E tutto questo perché Gesù si è fatto uomo come noi, ha assunto in sé i nostri dolori, le nostre malattie, ha sperimentato la tragicità e l’impotenza umana di fronte alla morte, ha gridato dalla croce a Dio che in quel momento non gli ha risposto e, insieme, si è abbandonato al Padre con la massima fiducia.

In questo dono d’amore di Cristo per noi, nell’accettazione della sua morte, sta l’evento salvifico della nostra vita e il rovesciamento della nostra morte.

Nell’evento pasquale di Cristo, Egli non solo ci libera dal male radicale della morte, del peccato e di ogni male, ma da pure significato a ogni dolore, a ogni malattia perché essi sono un segno e uno strumento di salvezza.

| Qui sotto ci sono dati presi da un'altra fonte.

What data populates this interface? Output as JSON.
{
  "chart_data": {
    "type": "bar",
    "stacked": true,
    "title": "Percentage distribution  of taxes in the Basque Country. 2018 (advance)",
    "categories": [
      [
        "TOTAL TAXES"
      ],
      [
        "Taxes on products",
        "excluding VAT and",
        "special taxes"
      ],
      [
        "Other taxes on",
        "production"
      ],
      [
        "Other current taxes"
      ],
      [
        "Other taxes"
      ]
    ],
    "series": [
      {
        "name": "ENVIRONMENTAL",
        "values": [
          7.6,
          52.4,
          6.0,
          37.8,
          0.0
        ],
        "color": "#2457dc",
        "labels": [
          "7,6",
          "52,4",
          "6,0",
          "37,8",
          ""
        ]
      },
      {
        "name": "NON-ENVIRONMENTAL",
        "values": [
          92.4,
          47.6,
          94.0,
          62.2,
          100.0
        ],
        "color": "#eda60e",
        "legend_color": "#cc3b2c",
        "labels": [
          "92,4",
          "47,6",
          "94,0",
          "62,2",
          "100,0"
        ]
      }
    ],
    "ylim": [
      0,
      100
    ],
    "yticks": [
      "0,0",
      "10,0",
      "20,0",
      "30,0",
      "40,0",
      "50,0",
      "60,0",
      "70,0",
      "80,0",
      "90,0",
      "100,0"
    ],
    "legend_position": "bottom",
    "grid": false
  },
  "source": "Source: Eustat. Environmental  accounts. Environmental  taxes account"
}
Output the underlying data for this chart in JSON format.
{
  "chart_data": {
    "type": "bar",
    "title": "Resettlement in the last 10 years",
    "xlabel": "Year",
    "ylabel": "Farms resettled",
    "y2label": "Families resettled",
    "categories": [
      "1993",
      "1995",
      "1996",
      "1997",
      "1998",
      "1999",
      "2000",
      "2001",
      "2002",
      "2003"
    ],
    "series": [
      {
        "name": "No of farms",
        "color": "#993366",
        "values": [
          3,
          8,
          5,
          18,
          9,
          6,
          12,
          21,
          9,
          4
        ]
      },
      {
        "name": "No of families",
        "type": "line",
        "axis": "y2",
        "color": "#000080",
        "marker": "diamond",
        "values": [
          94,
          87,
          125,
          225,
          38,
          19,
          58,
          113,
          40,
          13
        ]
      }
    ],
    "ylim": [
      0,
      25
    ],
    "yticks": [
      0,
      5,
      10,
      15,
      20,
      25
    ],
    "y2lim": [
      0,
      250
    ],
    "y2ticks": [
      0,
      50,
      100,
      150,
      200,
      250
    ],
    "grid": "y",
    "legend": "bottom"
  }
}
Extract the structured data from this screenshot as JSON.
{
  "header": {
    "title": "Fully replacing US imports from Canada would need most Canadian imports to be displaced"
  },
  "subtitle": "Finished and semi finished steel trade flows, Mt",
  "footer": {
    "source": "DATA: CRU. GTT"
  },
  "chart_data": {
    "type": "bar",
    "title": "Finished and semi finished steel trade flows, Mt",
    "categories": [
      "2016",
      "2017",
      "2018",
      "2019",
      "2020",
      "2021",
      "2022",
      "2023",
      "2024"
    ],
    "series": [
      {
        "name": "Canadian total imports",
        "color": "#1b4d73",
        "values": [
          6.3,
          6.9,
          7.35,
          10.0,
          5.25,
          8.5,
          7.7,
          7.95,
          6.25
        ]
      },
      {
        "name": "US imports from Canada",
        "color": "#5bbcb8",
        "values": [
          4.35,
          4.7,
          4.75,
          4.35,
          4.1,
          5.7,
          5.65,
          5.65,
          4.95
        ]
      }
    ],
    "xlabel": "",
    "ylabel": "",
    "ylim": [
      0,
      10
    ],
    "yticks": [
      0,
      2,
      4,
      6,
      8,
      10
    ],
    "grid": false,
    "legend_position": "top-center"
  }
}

Possiamo riconciliarci con la nostra paura della morte e della malattia prendendo maggior coscienza della nostra fragilità di creature, della nostra dipendenza da un Altro che è Amore e Misericordia, possiamo apprendere l’arte così difficile della fiducia e dell’affidamento incominciando ad abitare in modo nuovo le piccole “morti” cha la vita quotidiana ci riserva e assumono il volto di un limite, di un insuccesso, di un imprevisto di un tradimento, per imparare a compiere l’atto supremo di fede e affidamento in colui che ci conduce proprio là dove non saremmo mai capaci di andare, varcando con lui la soglia della vita nuova.

L’amore si è fatto dolore perché il dolore diventasse amore

Il Cardinale Maria Martini affermava:” il Cristianesimo è la via più difficile, che prende sul serio la condizione universale di dolore, di peccato, di morte, e proprio in tal modo annuncia la compassione di un Dio che si fa carico di questa morte e di questo male per sollevare e salvare ciascuna persona umana.

Grazie a Cristo, dolore e morte non sono più un sinistro destino cui piegarsi senza comprendere, l’amore si è fatto dolore, perché il dolore diventasse amore, e la morte è il luogo stesso dell’amore e della speranza”.

Cara Lucia, come cristiani, dovremmo crescere e maturare una fede adulta, centrata sul mistero pasquale di Cristo, per dare senso al nostro vivere in tutte le stagioni della vita, nella salute e nella malattia, e poter dare ragione ai nostri giovani della speranza che ci abita e che renda la morte meno nemica e più sorella.